For some, the shame of cowardice upon their soul, mind, and heart lasts forever.  Writes street evangelist Truxton Meadows:

I’m forty years old.  And I’ve lived a lot of life and made many mistakes.  I have regrets but have reconciled them in my life. The only nagging regrets I still have that I can’t reconcile are the times that I could have stood up for a kid that was getting bullied and I didn’t.  I was small and got picked on myself so I didn’t want to draw the bully’s attention and sometimes joined in to fit in.

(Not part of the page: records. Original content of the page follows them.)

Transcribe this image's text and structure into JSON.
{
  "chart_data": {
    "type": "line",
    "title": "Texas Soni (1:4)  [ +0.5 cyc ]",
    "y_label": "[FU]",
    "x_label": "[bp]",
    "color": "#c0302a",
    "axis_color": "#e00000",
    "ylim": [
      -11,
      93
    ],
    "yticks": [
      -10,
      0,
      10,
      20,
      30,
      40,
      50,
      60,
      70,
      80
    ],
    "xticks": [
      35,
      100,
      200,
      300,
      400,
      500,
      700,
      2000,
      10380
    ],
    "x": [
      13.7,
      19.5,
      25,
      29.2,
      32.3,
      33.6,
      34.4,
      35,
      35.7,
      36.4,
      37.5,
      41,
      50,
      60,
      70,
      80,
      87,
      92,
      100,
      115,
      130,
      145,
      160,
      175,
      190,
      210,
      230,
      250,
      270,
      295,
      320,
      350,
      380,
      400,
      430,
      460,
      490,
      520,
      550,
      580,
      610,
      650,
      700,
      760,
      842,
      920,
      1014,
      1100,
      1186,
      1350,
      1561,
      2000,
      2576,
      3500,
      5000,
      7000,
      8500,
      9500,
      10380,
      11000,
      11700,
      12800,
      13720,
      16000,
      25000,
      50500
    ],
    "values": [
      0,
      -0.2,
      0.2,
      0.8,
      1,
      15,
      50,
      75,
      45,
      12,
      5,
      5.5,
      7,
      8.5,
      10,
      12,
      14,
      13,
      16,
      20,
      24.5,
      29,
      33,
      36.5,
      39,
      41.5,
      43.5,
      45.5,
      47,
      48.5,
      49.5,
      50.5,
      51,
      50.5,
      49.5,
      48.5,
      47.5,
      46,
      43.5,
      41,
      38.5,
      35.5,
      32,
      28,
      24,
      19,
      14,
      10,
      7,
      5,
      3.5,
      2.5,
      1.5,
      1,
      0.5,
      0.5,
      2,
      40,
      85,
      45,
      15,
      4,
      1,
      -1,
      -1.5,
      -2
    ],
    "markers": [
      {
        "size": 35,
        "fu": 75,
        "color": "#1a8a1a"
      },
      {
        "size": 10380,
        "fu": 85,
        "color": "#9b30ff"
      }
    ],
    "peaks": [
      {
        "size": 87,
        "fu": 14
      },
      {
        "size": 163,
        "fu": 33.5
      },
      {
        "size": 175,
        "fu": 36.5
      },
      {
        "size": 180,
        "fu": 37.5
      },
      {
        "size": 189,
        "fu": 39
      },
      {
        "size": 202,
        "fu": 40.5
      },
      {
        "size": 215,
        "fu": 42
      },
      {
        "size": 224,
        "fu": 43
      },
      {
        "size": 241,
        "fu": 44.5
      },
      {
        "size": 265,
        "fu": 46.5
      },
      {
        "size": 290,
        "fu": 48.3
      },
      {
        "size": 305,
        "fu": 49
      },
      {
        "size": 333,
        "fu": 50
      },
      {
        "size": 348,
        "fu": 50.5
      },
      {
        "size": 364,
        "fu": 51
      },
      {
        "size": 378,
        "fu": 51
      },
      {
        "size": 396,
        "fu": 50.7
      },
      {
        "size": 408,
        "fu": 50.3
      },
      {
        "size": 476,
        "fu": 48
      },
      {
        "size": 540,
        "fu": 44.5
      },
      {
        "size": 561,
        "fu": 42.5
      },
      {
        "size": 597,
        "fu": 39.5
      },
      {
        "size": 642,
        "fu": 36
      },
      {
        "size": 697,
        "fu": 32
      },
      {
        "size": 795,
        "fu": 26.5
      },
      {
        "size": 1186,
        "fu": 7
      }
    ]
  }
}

I regret that I never stood up for myself and others. 

Many parents have never even had a conversation with their children about cowardice. Warning against its corrosive nature isn’t even usually on our parental radar, or included in many sermons.  Instead, most of us are quick to warn our kids to avoid getting too involved (or involved at all) when someone is mistreated because of the collateral damage it may do to them.  This is in direct defiance to how Jesus told us to live (see the parable of the good Samaritan in Luke 10).  And we’re overlooking the far-reaching damage of cowardice itself:  Ultimately, cowardice can be as destructive as drug addiction.

We don’t discuss how cowardice undermines our integrity and character, much less what God says about it.  There are approximately thirty biblical examples of cowardice, and every one is a cautionary tale.  Are you aware that even in many countries (such as France and Germany), civil courage is enforced by law?  That if citizens witness a public crime they are obliged to act, either by alerting the authorities or by intervening?  Or if the crime is committed in a private environment, witnesses are either to report it or try to stop it?

We don’t talk about cowardice with our children because we don’t really think courage is all that necessary in the first place.  We also can’t bear the thought that our kids might exhibit cowardice.  In fact, in this area, we’d rather be ignorant or uninvolved than engage the matter and help our sons and daughters go to work on it.  We’re more worried about hurting our children’s feelings than we are concerned about cultivating hearts that don’t listen to fear when making decisions.